Brad Dean, president of the Myrtle Beach Area Chamber of Commerce, told McClatchy that the study and others financed by I-73 backers had found that the interstate would create more than 29,000 jobs, boost tourism and industry, and provide a fast hurricane-evacuation route that would “save 40,000-plus lives.”

But the argument over I-73 ultimately wasn’t lost or won based on economic development or environmental protection.

The business interests behind I-73 seemed to have two huge advantages: money and powerful political allies.

For more than a decade, I-73 has been the Myrtle Beach chamber’s top priority, Dean said. The chamber joined forces with a larger six-state coalition in the 1990s to galvanize support for I-73 and a second interstate, I-74, that would connect the Midwest with the Carolinas.

The chamber’s strategy wasn’t, however, about creating new freeways to the Midwest. It was to lock in money for the portion of the road it wanted, starting with what I-73 supporters dubbed the “interchange of hope,” an exit from I-95 that would take vacationers straight to Myrtle Beach.

In 2000, members of South Carolina’s congressional delegation had secured the first of tens of millions of dollars in congressional earmarks for a bypass near the town of Conway, 20 miles northwest of Myrtle Beach. That $386 million project, completed with state and county funds, eventually could link with I-73.

Next, the I-73 forces set their sights on the 2005 federal transportation bill, which contained 6,300 earmarks for projects around the country. I-73 was a big winner, getting the first of nearly $100 million in earmarks.

The S.C. Transportation Commission voted in March 2007 to pass a resolution naming I-73 the state’s top transportation priority.
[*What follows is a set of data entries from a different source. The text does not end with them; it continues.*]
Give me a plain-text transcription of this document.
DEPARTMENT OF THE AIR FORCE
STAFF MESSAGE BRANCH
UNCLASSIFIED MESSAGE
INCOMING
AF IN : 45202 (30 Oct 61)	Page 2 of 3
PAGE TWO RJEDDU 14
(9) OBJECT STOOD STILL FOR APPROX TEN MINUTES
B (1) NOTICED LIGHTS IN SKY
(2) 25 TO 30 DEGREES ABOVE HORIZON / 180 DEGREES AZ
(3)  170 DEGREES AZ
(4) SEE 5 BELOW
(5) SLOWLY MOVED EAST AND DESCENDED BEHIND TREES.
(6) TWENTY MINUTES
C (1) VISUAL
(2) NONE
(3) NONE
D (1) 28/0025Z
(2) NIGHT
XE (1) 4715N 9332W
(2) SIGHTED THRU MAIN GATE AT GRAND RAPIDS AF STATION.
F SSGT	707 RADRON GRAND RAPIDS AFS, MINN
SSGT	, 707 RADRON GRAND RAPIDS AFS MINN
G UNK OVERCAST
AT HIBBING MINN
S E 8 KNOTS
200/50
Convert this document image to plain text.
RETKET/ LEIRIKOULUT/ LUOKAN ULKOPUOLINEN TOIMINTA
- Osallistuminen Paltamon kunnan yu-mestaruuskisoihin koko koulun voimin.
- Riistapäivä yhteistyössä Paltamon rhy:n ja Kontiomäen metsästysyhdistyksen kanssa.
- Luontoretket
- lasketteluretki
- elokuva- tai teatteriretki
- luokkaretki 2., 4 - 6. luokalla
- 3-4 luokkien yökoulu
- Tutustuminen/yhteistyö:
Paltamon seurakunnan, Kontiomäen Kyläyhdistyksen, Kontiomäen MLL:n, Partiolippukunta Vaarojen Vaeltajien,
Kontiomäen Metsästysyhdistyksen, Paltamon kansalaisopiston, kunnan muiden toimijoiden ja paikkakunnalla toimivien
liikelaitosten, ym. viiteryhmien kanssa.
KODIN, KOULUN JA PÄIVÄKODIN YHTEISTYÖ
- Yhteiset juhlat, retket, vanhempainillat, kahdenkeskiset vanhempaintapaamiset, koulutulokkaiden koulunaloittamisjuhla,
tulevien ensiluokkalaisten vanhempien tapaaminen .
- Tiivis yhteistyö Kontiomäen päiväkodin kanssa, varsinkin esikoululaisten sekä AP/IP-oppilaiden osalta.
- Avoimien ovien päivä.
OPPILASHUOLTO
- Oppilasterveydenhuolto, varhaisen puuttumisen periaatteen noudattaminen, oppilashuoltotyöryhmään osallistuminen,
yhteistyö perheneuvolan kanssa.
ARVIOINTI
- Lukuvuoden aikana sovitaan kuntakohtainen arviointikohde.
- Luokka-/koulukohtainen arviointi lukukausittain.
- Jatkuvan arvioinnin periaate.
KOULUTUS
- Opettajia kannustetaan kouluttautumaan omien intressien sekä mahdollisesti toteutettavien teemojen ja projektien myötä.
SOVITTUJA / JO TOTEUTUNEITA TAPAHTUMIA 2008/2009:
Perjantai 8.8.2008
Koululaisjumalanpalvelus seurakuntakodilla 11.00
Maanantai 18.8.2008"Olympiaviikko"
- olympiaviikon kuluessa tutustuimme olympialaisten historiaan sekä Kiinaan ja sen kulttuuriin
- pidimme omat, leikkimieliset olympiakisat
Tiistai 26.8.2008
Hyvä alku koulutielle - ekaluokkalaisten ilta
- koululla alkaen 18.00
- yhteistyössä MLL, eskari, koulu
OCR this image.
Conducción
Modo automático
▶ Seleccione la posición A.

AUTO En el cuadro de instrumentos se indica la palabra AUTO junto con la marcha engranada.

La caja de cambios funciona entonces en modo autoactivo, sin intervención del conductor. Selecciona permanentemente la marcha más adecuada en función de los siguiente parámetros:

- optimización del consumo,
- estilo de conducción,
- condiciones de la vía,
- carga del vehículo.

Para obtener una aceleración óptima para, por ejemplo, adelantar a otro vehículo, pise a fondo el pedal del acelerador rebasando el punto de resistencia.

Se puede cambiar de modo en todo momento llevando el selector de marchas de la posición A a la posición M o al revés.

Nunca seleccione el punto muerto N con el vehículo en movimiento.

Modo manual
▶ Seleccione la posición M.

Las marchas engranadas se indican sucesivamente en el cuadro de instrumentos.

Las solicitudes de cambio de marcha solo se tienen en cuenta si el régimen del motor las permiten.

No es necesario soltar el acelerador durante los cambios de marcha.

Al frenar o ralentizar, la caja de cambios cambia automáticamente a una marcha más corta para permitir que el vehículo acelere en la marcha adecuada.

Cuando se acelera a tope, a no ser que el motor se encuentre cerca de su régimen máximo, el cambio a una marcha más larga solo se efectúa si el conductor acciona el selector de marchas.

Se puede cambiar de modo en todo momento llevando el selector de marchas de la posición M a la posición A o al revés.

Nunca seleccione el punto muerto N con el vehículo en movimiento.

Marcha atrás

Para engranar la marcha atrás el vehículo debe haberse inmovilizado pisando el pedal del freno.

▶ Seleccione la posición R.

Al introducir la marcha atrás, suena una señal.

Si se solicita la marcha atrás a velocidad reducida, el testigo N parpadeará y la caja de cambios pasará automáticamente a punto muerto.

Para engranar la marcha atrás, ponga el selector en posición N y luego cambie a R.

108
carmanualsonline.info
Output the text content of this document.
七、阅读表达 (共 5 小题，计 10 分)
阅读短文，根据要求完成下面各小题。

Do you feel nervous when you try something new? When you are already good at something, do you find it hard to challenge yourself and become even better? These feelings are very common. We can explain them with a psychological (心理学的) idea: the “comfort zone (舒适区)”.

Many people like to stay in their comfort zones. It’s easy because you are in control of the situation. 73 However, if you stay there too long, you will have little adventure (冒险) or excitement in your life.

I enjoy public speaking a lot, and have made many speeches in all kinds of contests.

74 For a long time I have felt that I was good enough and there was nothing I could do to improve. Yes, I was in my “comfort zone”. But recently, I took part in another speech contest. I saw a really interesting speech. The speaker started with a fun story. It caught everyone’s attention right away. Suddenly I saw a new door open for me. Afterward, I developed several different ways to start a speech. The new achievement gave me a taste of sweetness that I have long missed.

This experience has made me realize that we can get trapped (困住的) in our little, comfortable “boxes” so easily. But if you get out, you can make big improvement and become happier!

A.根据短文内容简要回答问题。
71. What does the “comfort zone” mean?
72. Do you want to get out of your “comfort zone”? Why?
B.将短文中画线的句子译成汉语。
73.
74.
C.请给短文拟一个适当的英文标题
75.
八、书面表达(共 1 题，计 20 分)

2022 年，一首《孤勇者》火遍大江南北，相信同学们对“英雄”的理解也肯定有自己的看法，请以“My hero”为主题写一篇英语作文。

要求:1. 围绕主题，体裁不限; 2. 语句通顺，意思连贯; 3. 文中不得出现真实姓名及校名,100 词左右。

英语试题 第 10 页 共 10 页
Two months later, the Legislature passed a law that required S.C. Transportation Department engineers to evaluate a host of criteria in considering interstate highway projects. I-73 didn’t make the cut.

Building the first 42 miles of I-73 probably would require financing from either the state transportation commission or the state transportation Infrastructure Bank, both of which have the authority to float private debt.

I-73 had allies at the commission and the infrastructure bank. Danny Isaac, a Myrtle Beach construction contractor who’s on the boards of the six-state I-73 coalition and the Grand Strand Business Alliance, chaired the state transportation commission in 2011 when it voted to approve a bond package that included nearly $100 million for the road.

But late last year, facing a financial squeeze, the commission voted to cancel the money.

But Clemmons and Dean are considering every revenue option, including building the highway as a toll road or even bringing in foreign investors.